YSPs Are Not Bad for the Consumer.

Is there something the matter with YSPs? Is the wholesale lender paying the broker to place a mortgage loan with it?

Some people claim that the yield spread premium amounts to nothing more than one lender bribing a mortgage broker to send your loan to it by paying the mortgage broker a sizable YSP. But to claim that a consumer gets an unfair rate simply because of the existence of a YSP is not accurate.

There is absolutely no doubt that the YSP can be abused, but so can any loan product. If you can get the very same loan program down the street, but at a rate that is 1/4 to 1/2 percent better, your loan officer is taking advantage of you and abusing the system. A loan program itself is not bad simply because of the existence of a YSP.

When you get a rate quote from a mortgage broker—or any lender, for that matter—and the rate quoted has no points and no origination charges, the only way a loan officer can make a profit is through a YSP. Without YSPs, mortgage rates overall would be higher for the consumer because there would be less competition in the mortgage market. If a broker can't offer a no-points loan just like her counterparts in the mortgage banking industry, then there is less competition. Less competition in the mortgage marketplace means higher rates.

Mortgage brokers can't find interest rates that are significantly lower than those offered by anyone else in the market. They can't. It's impossible. Okay, a broker might find a rate that is 1/8 percent or sometimes even 1/4 percent lower than what you can get from your mortgage banker, but what brokers certainly can't do is find a loan that is 1/2 percent or more better than what anyone else in the marketplace can find.

So if a mortgage broker finds a competitive loan program from a wholesale lender, who exactly is this lender, anyway, and are you sure that you'll like the lender that the mortgage broker found for you?

Sometimes a mortgage broker keeps this information secret for as long as he can. He does this for three reasons:

1. The broker is afraid that you'll bypass him entirely and go directly to the lender making the loan.

2. He hasn't officially locked you in, although he has told you that he has done so.

3. He doesn't have the loan or rate you're looking for, but he has told you that he has, and he is frantically searching for it.

Mortgage brokers' prime asset is the knowledge they have. Their job is to scour various lenders' offerings each and every day to find the best rates, the best service, the best loan programs, and so on.

Mortgage brokers apply to a mortgage company's wholesale division in order to begin doing business with that wholesale lender. A mortgage broker must be approved by a wholesale lender in order to market mortgage loans for that lender. These wholesale divisions recruit mortgage brokers to market their loan products for them. So, each day, an account representative from the wholesale lender makes sales calls all day long to different mortgage brokers in her area for the sole purpose of recruiting new brokers.

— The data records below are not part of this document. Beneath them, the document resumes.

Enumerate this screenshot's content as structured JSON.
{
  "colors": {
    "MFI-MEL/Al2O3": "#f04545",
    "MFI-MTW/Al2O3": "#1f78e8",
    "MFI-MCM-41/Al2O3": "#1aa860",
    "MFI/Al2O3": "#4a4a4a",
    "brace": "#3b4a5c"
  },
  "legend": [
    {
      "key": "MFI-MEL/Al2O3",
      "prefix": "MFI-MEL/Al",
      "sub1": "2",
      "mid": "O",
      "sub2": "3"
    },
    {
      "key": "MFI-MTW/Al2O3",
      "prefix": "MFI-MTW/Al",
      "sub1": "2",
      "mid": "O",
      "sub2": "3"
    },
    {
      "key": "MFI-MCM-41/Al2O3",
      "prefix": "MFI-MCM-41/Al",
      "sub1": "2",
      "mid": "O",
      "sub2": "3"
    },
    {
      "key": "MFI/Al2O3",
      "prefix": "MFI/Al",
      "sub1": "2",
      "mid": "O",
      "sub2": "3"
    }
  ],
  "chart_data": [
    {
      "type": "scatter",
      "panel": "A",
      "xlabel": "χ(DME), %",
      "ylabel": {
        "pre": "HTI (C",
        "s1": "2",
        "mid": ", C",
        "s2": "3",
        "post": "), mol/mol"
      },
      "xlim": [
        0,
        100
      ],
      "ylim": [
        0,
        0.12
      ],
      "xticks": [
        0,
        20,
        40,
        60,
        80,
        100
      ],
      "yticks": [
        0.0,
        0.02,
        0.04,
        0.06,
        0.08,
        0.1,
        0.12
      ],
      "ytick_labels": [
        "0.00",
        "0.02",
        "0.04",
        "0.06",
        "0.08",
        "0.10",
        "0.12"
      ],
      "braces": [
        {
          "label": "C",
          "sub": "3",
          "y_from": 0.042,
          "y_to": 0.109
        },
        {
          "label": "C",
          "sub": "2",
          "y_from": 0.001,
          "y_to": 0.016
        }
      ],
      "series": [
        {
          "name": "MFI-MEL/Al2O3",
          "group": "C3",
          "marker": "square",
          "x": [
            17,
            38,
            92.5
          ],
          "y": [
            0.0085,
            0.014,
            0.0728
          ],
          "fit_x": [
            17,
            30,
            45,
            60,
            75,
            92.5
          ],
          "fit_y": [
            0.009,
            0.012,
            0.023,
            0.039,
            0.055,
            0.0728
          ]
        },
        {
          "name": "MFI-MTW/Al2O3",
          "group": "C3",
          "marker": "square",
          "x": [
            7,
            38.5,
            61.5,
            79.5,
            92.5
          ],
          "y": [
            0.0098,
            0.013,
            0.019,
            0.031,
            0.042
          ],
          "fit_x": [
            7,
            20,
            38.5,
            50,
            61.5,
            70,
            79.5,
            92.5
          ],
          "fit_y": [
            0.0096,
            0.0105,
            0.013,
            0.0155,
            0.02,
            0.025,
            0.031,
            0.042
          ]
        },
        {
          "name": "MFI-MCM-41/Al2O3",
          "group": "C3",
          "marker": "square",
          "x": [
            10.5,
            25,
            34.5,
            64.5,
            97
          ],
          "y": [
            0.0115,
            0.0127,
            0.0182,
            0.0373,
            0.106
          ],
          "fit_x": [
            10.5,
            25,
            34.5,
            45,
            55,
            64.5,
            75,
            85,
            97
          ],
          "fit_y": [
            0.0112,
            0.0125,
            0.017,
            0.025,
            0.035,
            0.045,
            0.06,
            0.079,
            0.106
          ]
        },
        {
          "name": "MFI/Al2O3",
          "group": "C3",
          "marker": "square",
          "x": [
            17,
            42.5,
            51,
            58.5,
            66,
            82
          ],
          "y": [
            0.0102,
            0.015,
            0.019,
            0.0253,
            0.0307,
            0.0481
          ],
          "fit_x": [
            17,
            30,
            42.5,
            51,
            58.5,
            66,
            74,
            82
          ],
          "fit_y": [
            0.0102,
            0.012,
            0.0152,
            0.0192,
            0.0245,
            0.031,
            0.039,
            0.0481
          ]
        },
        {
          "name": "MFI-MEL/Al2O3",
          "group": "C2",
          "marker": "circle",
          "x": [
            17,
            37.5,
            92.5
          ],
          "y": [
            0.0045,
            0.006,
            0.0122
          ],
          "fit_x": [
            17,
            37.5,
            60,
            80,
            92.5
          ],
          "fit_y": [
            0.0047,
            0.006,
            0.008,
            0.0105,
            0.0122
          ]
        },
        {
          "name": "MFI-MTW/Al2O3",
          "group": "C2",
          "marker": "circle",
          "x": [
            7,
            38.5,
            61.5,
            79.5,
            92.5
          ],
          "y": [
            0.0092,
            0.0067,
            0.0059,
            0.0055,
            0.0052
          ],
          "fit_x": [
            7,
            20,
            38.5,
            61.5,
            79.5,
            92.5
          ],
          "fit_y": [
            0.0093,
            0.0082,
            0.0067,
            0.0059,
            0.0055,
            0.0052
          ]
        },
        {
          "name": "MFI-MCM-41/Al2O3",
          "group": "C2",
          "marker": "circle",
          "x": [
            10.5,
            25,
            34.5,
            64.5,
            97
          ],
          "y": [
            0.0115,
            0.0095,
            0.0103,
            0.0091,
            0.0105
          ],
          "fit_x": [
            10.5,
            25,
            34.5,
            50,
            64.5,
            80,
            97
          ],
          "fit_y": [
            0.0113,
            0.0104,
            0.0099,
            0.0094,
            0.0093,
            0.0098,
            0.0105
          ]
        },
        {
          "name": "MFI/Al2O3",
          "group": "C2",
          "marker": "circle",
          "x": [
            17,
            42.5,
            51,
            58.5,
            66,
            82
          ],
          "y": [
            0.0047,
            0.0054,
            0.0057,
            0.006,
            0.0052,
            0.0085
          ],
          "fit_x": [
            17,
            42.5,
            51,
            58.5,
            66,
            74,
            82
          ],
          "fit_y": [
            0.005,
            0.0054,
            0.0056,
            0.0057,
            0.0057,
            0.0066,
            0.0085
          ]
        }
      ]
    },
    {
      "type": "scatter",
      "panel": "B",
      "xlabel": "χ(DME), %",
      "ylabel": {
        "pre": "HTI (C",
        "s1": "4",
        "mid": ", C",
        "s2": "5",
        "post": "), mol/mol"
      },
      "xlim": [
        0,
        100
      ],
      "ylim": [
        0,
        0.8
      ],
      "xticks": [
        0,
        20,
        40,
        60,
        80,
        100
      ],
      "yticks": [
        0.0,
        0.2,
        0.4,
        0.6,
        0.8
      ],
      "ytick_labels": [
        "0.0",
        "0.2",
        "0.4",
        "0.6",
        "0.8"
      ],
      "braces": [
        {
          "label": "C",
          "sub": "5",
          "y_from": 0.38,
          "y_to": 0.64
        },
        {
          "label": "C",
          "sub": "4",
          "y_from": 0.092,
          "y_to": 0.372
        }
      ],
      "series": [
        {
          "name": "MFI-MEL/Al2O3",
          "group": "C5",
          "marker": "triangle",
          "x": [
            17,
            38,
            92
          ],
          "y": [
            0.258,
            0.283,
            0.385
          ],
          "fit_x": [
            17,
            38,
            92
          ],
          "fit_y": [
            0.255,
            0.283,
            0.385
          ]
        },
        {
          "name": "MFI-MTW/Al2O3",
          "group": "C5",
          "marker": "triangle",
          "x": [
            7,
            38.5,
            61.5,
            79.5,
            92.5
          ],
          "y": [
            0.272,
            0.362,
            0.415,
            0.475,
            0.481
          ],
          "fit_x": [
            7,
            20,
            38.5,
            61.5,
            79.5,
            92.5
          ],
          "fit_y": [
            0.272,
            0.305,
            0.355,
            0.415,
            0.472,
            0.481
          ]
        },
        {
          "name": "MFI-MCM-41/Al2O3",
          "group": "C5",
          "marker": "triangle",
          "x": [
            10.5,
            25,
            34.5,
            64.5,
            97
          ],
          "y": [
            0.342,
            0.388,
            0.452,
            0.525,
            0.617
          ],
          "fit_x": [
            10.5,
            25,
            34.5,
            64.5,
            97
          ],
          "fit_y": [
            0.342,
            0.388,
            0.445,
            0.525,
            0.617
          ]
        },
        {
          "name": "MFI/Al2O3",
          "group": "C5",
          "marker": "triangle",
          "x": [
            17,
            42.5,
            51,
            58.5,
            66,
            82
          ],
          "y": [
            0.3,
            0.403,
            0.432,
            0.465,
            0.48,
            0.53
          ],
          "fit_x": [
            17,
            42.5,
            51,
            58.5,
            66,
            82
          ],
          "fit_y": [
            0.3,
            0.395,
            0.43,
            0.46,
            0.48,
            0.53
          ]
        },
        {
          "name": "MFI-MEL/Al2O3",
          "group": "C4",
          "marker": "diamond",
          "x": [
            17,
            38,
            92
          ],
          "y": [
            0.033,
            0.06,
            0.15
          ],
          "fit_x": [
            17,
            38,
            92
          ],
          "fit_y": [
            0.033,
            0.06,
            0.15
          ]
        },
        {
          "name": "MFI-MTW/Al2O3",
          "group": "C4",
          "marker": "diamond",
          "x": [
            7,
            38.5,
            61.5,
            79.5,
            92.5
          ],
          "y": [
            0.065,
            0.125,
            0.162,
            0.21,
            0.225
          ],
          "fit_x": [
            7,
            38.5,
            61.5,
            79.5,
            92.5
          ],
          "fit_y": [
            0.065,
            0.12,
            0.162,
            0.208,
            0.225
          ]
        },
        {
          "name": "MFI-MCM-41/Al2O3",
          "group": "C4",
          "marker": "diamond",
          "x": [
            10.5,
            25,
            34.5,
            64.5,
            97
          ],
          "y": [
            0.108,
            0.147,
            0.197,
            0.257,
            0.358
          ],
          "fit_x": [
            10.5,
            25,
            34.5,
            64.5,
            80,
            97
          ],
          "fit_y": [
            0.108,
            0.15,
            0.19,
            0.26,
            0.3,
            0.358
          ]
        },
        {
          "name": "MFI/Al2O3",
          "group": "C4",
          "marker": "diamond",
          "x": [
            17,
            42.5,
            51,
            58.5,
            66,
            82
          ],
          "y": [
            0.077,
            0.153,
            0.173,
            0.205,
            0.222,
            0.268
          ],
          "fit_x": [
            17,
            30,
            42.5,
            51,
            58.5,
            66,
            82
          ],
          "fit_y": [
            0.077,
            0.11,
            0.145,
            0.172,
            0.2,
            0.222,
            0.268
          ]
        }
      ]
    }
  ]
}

Each wholesale lender will market itself much the way a broker would: "Send us your loans because we have great rates, great service, blah, blah . . ." or "We have a loan program designed specifically for second-time buyers . . ." or whatever.

The mortgage broker will make an application to the wholesale lender to be one of its brokers. The wholesale lender will require that the broker be duly licensed in the state he does business in, that he have a minimum net worth (sometimes), that his office not be a den of thieves, and so on.

It is to a mortgage broker's advantage to sign with as many wholesale lenders as possible because maybe, just maybe, one particular lender will offer an interest rate that pays a lot more money than other wholesale lenders will.